Today in the show, a remedy that's not a medicine, a treatment that's not regulated like one.
Supplements.
People really believe that they are basically farm to capsule, that these are plants that are grown and somehow they kind of magic their way into capsule form.
Dietary supplements are big business.
One recent estimate shows the industry is worth almost $64 billion.
just in the United States.
And in fact, chances are you take a dietary supplement.
Most Americans do.
It's hard to escape the claims about some new vitamin or mineral
that will give you more energy or make you stronger
or make your brain work better.
If you need caffeine to function, take vitamin B12.
If you carry too much in your midsection, take Aschwaganda.
Here are some of my favorite weight loss supplements.
Number one is black seed oil.
So I recently started taking this supplement that has been
a game changer from my PCOS. I'm talking about CO-10. But how effective are supplements? How safe are they?
How are they regulated? And why are these remedies so appealing to us? Here to help us size up the
science and culture of supplements are Dr. Peter Cohen, head of the supplement research program,
an associate professor of medicine at Harvard Medical School and an internist at the Cambridge Health
Alliance based in Somerville, Massachusetts. And Dr. Colleen Dirk,
author of Why Wellness Cells Natural Health in a Pharmaceutical Culture. She's also a professor of rhetoric at Toronto Metropolitan University based in Ontario, Canada. Okay, welcome to you both to Science Friday.
Thanks for having us. Yes, hi. Thanks. Let's start with some definitions. Peter, what makes something a dietary supplement versus a medication?
It's a great question. A dietary supplement doesn't really mean anything. It's just a legal term that was in.
invented over 25 years ago by Congress. And it's part of the law to combine many different
types of ingredients together into this category of dietary supplements. So they can include
vitamins, minerals, amino acids, protein powders, botanical, porcine thyroid extracts, live microorganisms
like bacteria and fungus. So it's a real mixed bag.
a big bucket, I'm hearing. Very big. Yeah. Colleen, what about our perception? I mean, how does our
perception of what a supplement is match with this bucket? It's about as varied as the bucket itself,
I would say. Yeah. Yeah, people think of supplements as all kinds of things. They think of them as
fundamentally distinct from pharmaceuticals. And that's one of the reasons why they're so powerful.
people really believe that they are basically farm to capsule, that these are plants that are grown
in very kind of bucolic fields with little downhome families farming. And somehow they kind of
magic their way into capsule form. And the similarities to pharmaceuticals become kind of a lot
murkier, right? They are pills and bottles. They are synthesized in labs. Like there's a lot of
correspondence between the two things. They are.

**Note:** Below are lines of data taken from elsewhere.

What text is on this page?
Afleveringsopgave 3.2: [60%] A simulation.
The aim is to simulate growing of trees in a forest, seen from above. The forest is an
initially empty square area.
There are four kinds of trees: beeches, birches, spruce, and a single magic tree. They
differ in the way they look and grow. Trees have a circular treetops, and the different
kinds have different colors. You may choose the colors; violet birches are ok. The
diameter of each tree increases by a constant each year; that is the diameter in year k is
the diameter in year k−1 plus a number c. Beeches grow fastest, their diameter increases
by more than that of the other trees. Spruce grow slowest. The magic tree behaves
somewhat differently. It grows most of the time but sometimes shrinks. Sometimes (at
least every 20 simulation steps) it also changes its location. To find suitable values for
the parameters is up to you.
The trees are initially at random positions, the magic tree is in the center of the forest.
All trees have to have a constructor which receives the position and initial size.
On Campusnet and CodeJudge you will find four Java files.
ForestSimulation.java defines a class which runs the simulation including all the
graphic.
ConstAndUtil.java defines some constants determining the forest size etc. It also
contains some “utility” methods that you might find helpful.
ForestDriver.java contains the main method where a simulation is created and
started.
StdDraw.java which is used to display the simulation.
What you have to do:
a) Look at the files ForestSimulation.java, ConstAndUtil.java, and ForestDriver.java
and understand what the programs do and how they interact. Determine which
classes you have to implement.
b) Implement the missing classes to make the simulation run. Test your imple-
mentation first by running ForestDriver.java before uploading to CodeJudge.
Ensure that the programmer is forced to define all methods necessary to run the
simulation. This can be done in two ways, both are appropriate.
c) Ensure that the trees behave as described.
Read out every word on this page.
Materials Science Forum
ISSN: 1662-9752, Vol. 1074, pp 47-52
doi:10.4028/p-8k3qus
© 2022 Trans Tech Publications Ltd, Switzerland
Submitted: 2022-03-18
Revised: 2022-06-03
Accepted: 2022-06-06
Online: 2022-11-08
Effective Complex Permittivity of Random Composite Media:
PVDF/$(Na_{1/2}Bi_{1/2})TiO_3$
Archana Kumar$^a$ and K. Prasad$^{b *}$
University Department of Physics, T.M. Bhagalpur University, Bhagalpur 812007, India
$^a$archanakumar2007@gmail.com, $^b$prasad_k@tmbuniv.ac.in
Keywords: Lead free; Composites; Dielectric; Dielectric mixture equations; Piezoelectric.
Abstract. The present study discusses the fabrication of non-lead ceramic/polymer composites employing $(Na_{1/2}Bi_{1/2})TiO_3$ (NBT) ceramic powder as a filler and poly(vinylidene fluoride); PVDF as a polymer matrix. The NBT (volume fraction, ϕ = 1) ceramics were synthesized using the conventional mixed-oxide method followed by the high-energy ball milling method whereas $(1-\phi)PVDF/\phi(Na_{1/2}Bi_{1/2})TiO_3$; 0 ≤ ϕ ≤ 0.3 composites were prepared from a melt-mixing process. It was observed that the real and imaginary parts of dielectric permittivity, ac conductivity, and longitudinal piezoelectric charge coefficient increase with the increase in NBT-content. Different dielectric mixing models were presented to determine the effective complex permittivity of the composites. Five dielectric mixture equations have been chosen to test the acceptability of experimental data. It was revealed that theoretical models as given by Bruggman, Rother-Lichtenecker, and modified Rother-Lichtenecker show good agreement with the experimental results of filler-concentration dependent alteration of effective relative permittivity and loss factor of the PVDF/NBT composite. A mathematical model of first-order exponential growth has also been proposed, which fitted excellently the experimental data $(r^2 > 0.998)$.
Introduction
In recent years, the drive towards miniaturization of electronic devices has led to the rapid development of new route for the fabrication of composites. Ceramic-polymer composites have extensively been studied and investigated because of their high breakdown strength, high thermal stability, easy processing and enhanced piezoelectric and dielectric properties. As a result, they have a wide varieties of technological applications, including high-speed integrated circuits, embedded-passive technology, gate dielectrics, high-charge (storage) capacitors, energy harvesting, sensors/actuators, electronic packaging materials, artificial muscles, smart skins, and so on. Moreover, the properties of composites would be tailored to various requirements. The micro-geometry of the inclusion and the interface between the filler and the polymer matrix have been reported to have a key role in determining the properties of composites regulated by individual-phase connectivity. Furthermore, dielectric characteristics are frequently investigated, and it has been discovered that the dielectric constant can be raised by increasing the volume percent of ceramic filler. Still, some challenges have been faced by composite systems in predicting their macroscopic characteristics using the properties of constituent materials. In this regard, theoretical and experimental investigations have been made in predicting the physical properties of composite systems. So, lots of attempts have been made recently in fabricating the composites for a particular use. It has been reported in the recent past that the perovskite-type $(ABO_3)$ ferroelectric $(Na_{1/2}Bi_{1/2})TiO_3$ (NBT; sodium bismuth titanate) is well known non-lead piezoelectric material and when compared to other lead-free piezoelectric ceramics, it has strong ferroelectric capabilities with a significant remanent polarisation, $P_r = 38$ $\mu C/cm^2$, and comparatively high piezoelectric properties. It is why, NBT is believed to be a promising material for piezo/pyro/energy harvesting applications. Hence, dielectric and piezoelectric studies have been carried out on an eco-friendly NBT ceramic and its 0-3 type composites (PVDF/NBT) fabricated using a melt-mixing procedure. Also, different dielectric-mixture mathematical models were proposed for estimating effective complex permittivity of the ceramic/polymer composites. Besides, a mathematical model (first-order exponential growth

products that people take to affect a change in the body. And for a lot of people, that's really
appealing because they may be concerned about what's going into pharmaceuticals. They may be concerned
about the pharmaceutical industry. They may be feeling like, you know, doctors don't really
care about their health or don't get to root causes. And so, so supplements are able to kind of
behave like both things at the same time. And I think that that's really powerful. People
do find that quite appealing. How does supplement culture intertwine with kind of maha culture and this move
towards you being in charge of your own health? I mean, from where I sit, it's not surprising to me.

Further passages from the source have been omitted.